Esos dos recuerdos son una suerte de tabeliones que, contraviniendo mi voluntad, se empeñan en darme fe de que hay veces en las que frontera de la realidad se vuelve imbordeable. No pierdo, con todo, la esperanza de que en algún momento también esos cabos, hoy irreductibles, se vuelvan tan maleables como los del resto de mi caterva de recuerdos. Esperanza que se vio alentada hace unos días con la llegada, a mis manos, de una fotografía del que fuese el recuncho de mi familia. Está tomada al atardecer, en esa hora dulce en la que, a punto de terminar la jornada, los asilvestrados solíamos acudir a los escalones de la entrada. La mayoría de las veces, porque después de horas de juego estábamos cansados y, sentados en ellos, aguardábamos la hora de la cena rememorando los avatares del día; aunque hubo también una época en la que acudíamos a la escalinata para que la primogénita, a la sazón ya más crecida, nos leyese en voz alta un capítulo de alguna de las novelas de doña Agatha. Pero de todos los atardeceres vividos en esos escalones, los mejores fueron, sin duda, aquellos en los que el pescador sacaba el acordeón y convertía la llegada de la noche en una fiesta improvisada.

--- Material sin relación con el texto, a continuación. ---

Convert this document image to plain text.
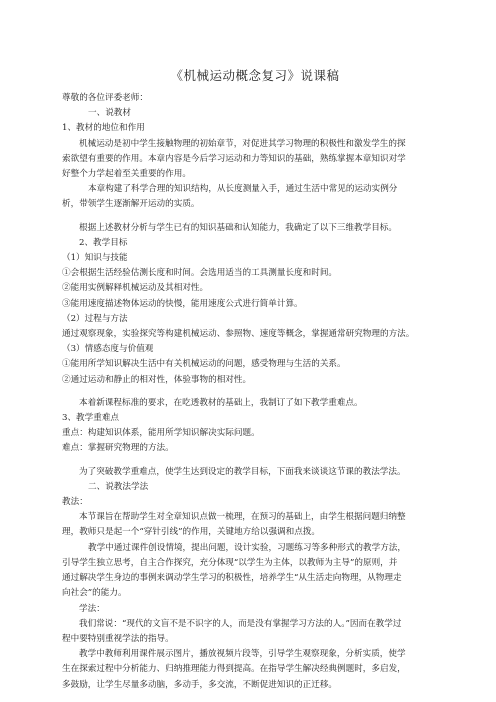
《机械运动概念复习》说课稿
尊敬的各位评委老师：
一、说教材
1、教材的地位和作用
机械运动是初中学生接触物理的初始章节，对促进其学习物理的积极性和激发学生的探
索欲望有重要的作用。本章内容是今后学习运动和力等知识的基础，熟练掌握本章知识对学
好整个力学起着至关重要的作用。
本章构建了科学合理的知识结构，从长度测量入手，通过生活中常见的运动实例分
析，带领学生逐渐解开运动的实质。
根据上述教材分析与学生已有的知识基础和认知能力，我确定了以下三维教学目标。
2、教学目标
（1）知识与技能
①会根据生活经验估测长度和时间。会选用适当的工具测量长度和时间。
②能用实例解释机械运动及其相对性。
③能用速度描述物体运动的快慢，能用速度公式进行简单计算。
（2）过程与方法
通过观察现象，实验探究等构建机械运动、参照物、速度等概念，掌握通常研究物理的方法。
（3）情感态度与价值观
①能用所学知识解决生活中有关机械运动的问题，感受物理与生活的关系。
②通过运动和静止的相对性，体验事物的相对性。
本着新课程标准的要求，在吃透教材的基础上，我制订了如下教学重难点。
3、教学重难点
重点：构建知识体系，能用所学知识解决实际问题。
难点：掌握研究物理的方法。
为了突破教学重难点，使学生达到设定的教学目标，下面我来谈谈这节课的教法学法。
二、说教法学法
教法：
本节课旨在帮助学生对全章知识点做一梳理，在预习的基础上，由学生根据问题归纳整
理，教师只是起一个“穿针引线”的作用，关键地方给以强调和点拨。
教学中通过课件创设情境，提出问题，设计实验，习题练习等多种形式的教学方法，
引导学生独立思考，自主合作探究，充分体现“以学生为主体，以教师为主导”的原则，并
通过解决学生身边的事例来调动学生学习的积极性，培养学生“从生活走向物理，从物理走
向社会”的能力。
学法：
我们常说：“现代的文盲不是不识字的人，而是没有掌握学习方法的人。”因而在教学过
程中要特别重视学法的指导。
教学中教师利用课件展示图片，播放视频片段等，引导学生观察现象，分析实质，使学
生在探索过程中分析能力、归纳推理能力得到提高。在指导学生解决经典例题时，多启发，
多鼓励，让学生尽量多动脑，多动手，多交流，不断促进知识的正迁移。
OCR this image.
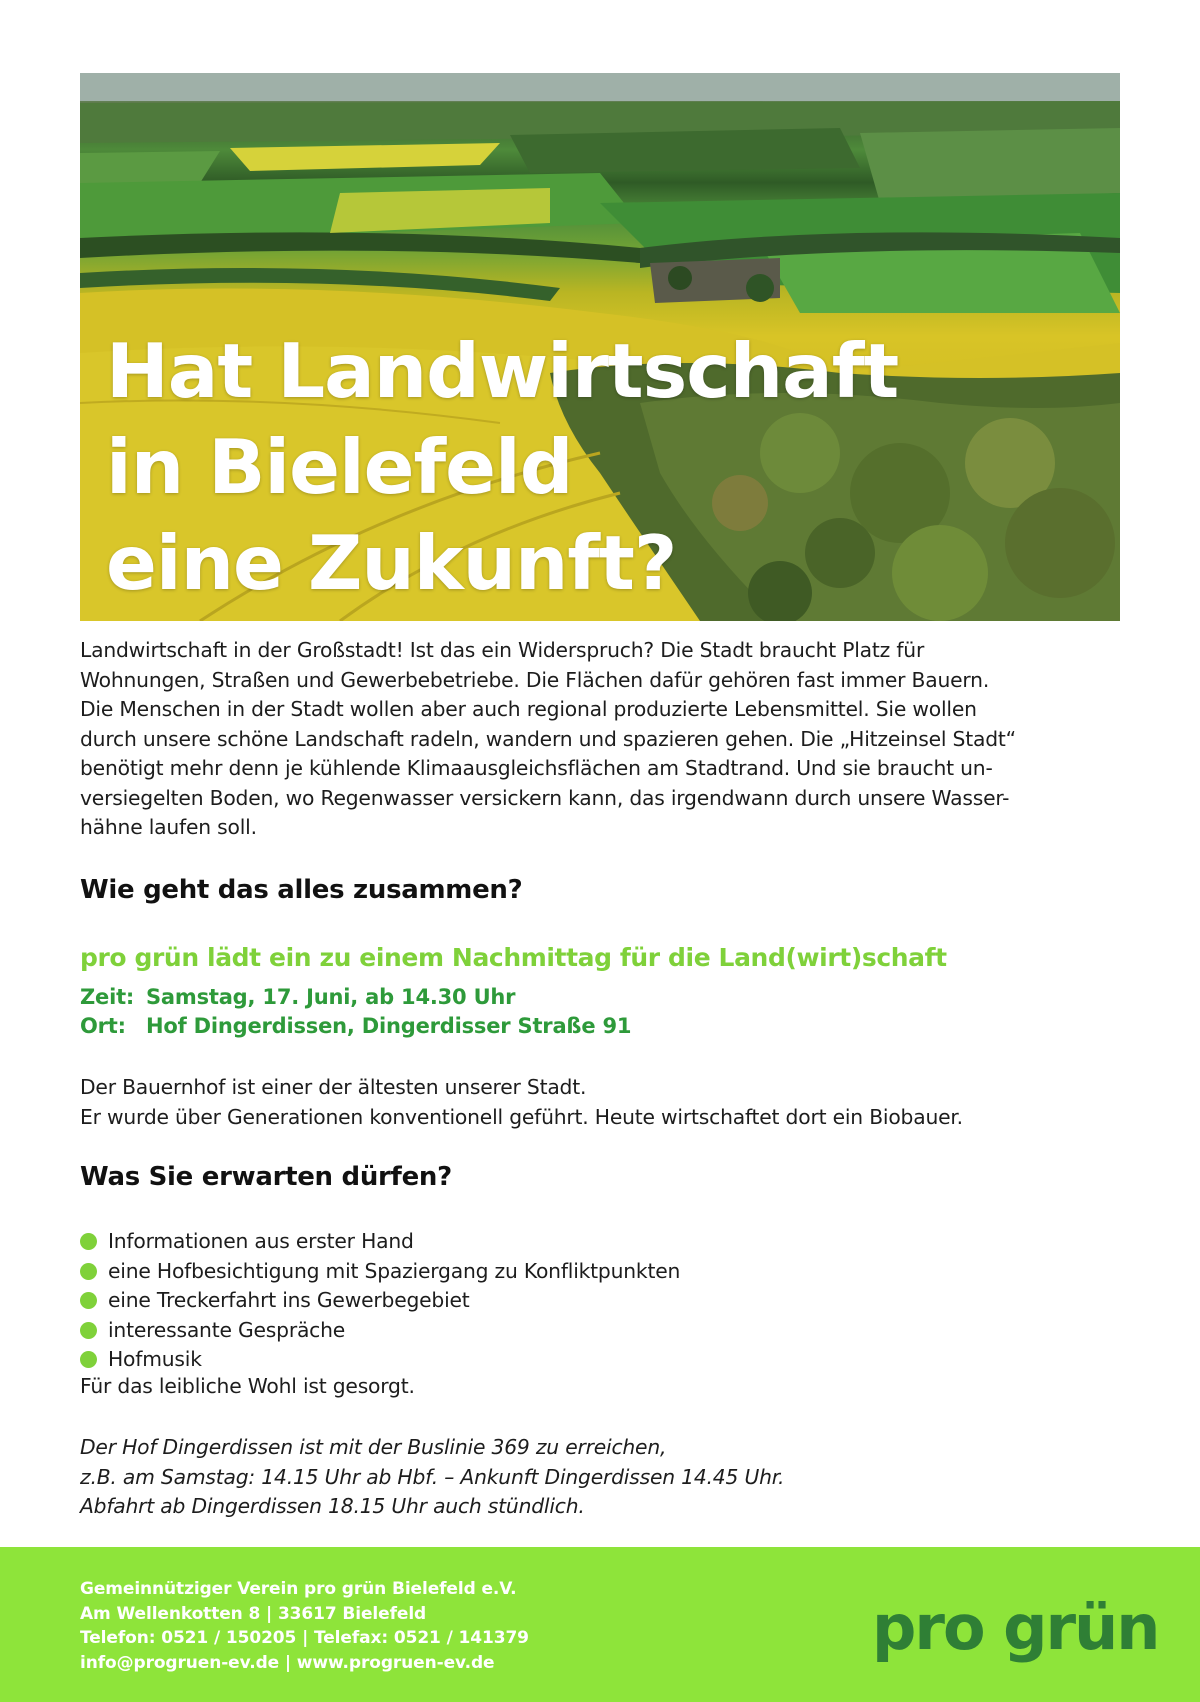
Hat Landwirtschaft
in Bielefeld
eine Zukunft?
Landwirtschaft in der Großstadt! Ist das ein Widerspruch? Die Stadt braucht Platz für
Wohnungen, Straßen und Gewerbebetriebe. Die Flächen dafür gehören fast immer Bauern.
Die Menschen in der Stadt wollen aber auch regional produzierte Lebensmittel. Sie wollen
durch unsere schöne Landschaft radeln, wandern und spazieren gehen. Die „Hitzeinsel Stadt“
benötigt mehr denn je kühlende Klimaausgleichsflächen am Stadtrand. Und sie braucht un-
versiegelten Boden, wo Regenwasser versickern kann, das irgendwann durch unsere Wasser-
hähne laufen soll.
Wie geht das alles zusammen?
pro grün lädt ein zu einem Nachmittag für die Land(wirt)schaft
Zeit: Samstag, 17. Juni, ab 14.30 Uhr
Ort: Hof Dingerdissen, Dingerdisser Straße 91
Der Bauernhof ist einer der ältesten unserer Stadt.
Er wurde über Generationen konventionell geführt. Heute wirtschaftet dort ein Biobauer.
Was Sie erwarten dürfen?
Informationen aus erster Hand
eine Hofbesichtigung mit Spaziergang zu Konfliktpunkten
eine Treckerfahrt ins Gewerbegebiet
interessante Gespräche
Hofmusik
Für das leibliche Wohl ist gesorgt.
Der Hof Dingerdissen ist mit der Buslinie 369 zu erreichen,
z.B. am Samstag: 14.15 Uhr ab Hbf. – Ankunft Dingerdissen 14.45 Uhr.
Abfahrt ab Dingerdissen 18.15 Uhr auch stündlich.
Gemeinnütziger Verein pro grün Bielefeld e.V.
Am Wellenkotten 8 | 33617 Bielefeld
Telefon: 0521 / 150205 | Telefax: 0521 / 141379
info@progruen-ev.de | www.progruen-ev.de	pro grün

La fotografía es de hace poco más de un lustro. En ella, del recuncho ya solo quedan en pie los muros exteriores, rodeando un espacio ahora diáfano y sin techo, pero en el que antaño había tabiques y una bonita techumbre de tejas rojas; los escalones de la entrada, en cambio, aunque ennegrecidos, permanecen todavía intactos. Y cuando los miro con calma y dejo que me hablen de aquellos atardeceres, ya tan lejanos, tengo la sensación de que también ellos tienen memoria y todavía recuerdan la presión y el calor de los cuerpos de quienes los usábamos como asiento; la sensación de que esconden una especie de Aleph minimalista en el que se apelotonan los recuerdos de cuando en esa familia, que no era la de Durrell, pero que tanto se le parecía, no faltaba aún nadie.

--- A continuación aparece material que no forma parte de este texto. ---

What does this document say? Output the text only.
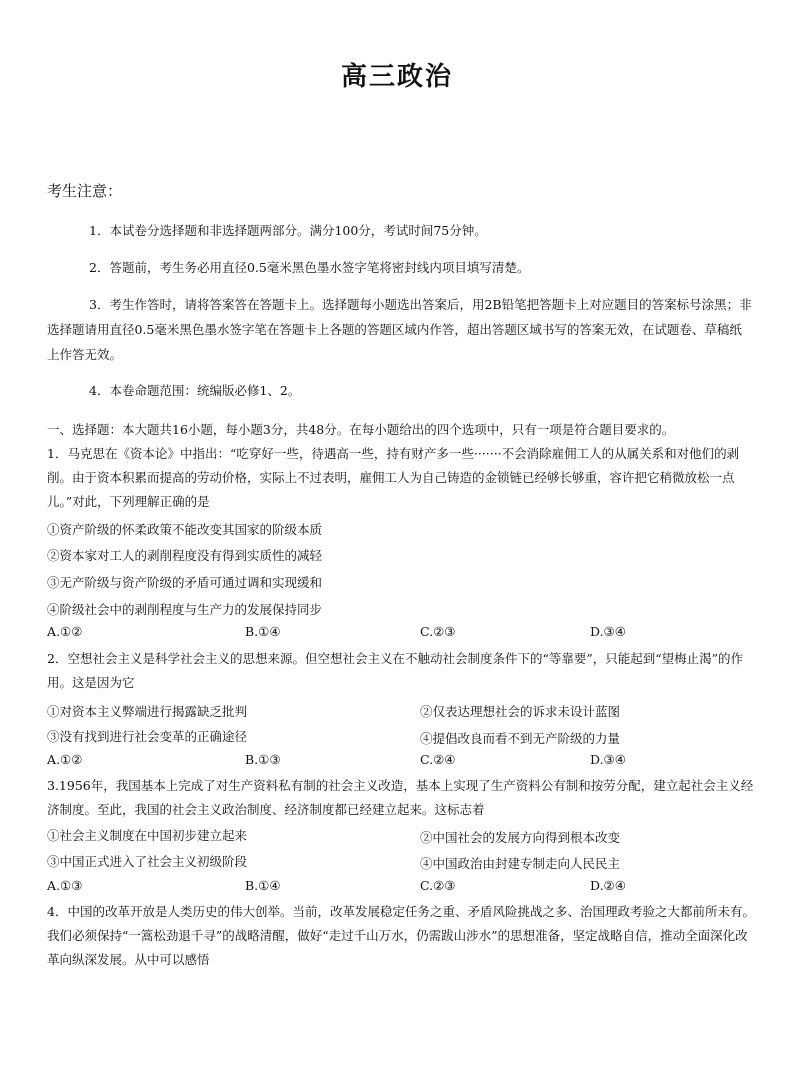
高三政治
考生注意：
1．本试卷分选择题和非选择题两部分。满分100分，考试时间75分钟。
2．答题前，考生务必用直径0.5毫米黑色墨水签字笔将密封线内项目填写清楚。
3．考生作答时，请将答案答在答题卡上。选择题每小题选出答案后，用2B铅笔把答题卡上对应题目的答案标号涂黑；非选择题请用直径0.5毫米黑色墨水签字笔在答题卡上各题的答题区域内作答，超出答题区域书写的答案无效，在试题卷、草稿纸上作答无效。
4．本卷命题范围：统编版必修1、2。
一、选择题：本大题共16小题，每小题3分，共48分。在每小题给出的四个选项中，只有一项是符合题目要求的。
1．马克思在《资本论》中指出：“吃穿好一些，待遇高一些，持有财产多一些·······不会消除雇佣工人的从属关系和对他们的剥削。由于资本积累而提高的劳动价格，实际上不过表明，雇佣工人为自己铸造的金锁链已经够长够重，容许把它稍微放松一点儿。”对此，下列理解正确的是
①资产阶级的怀柔政策不能改变其国家的阶级本质
②资本家对工人的剥削程度没有得到实质性的减轻
③无产阶级与资产阶级的矛盾可通过调和实现缓和
④阶级社会中的剥削程度与生产力的发展保持同步
A.①②	B.①④	C.②③	D.③④
2．空想社会主义是科学社会主义的思想来源。但空想社会主义在不触动社会制度条件下的“等靠要”，只能起到“望梅止渴”的作用。这是因为它
①对资本主义弊端进行揭露缺乏批判	②仅表达理想社会的诉求未设计蓝图
③没有找到进行社会变革的正确途径	④提倡改良而看不到无产阶级的力量
A.①②	B.①③	C.②④	D.③④
3.1956年，我国基本上完成了对生产资料私有制的社会主义改造，基本上实现了生产资料公有制和按劳分配，建立起社会主义经济制度。至此，我国的社会主义政治制度、经济制度都已经建立起来。这标志着
①社会主义制度在中国初步建立起来	②中国社会的发展方向得到根本改变
③中国正式进入了社会主义初级阶段	④中国政治由封建专制走向人民民主
A.①③	B.①④	C.②③	D.②④
4．中国的改革开放是人类历史的伟大创举。当前，改革发展稳定任务之重、矛盾风险挑战之多、治国理政考验之大都前所未有。我们必须保持“一篙松劲退千寻”的战略清醒，做好“走过千山万水，仍需跋山涉水”的思想准备，坚定战略自信，推动全面深化改革向纵深发展。从中可以感悟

¡Qué gran gatuperio es la memoria! Y en qué gran liberadora se convierte cuando deja que el tiempo vaya depositando sobre los recuerdos esa capa de albayalde que no solo los dulcifica, sino que los hermana eliminando las fronteras; y qué gran consuelo, si es la memoria de la piedra la que los conserva y, aunque solo sea por un instante, te devuelve la imagen de cuando la familia estaba aún completa...
Y esa es la razón, Cata, de que ahora, mientras te escribo estas palabras, sienta un deseo irracional, casi atávico, de ser una Mucizonia enraizada entre los ladrillos ennegrecidos de los escalones de la entrada.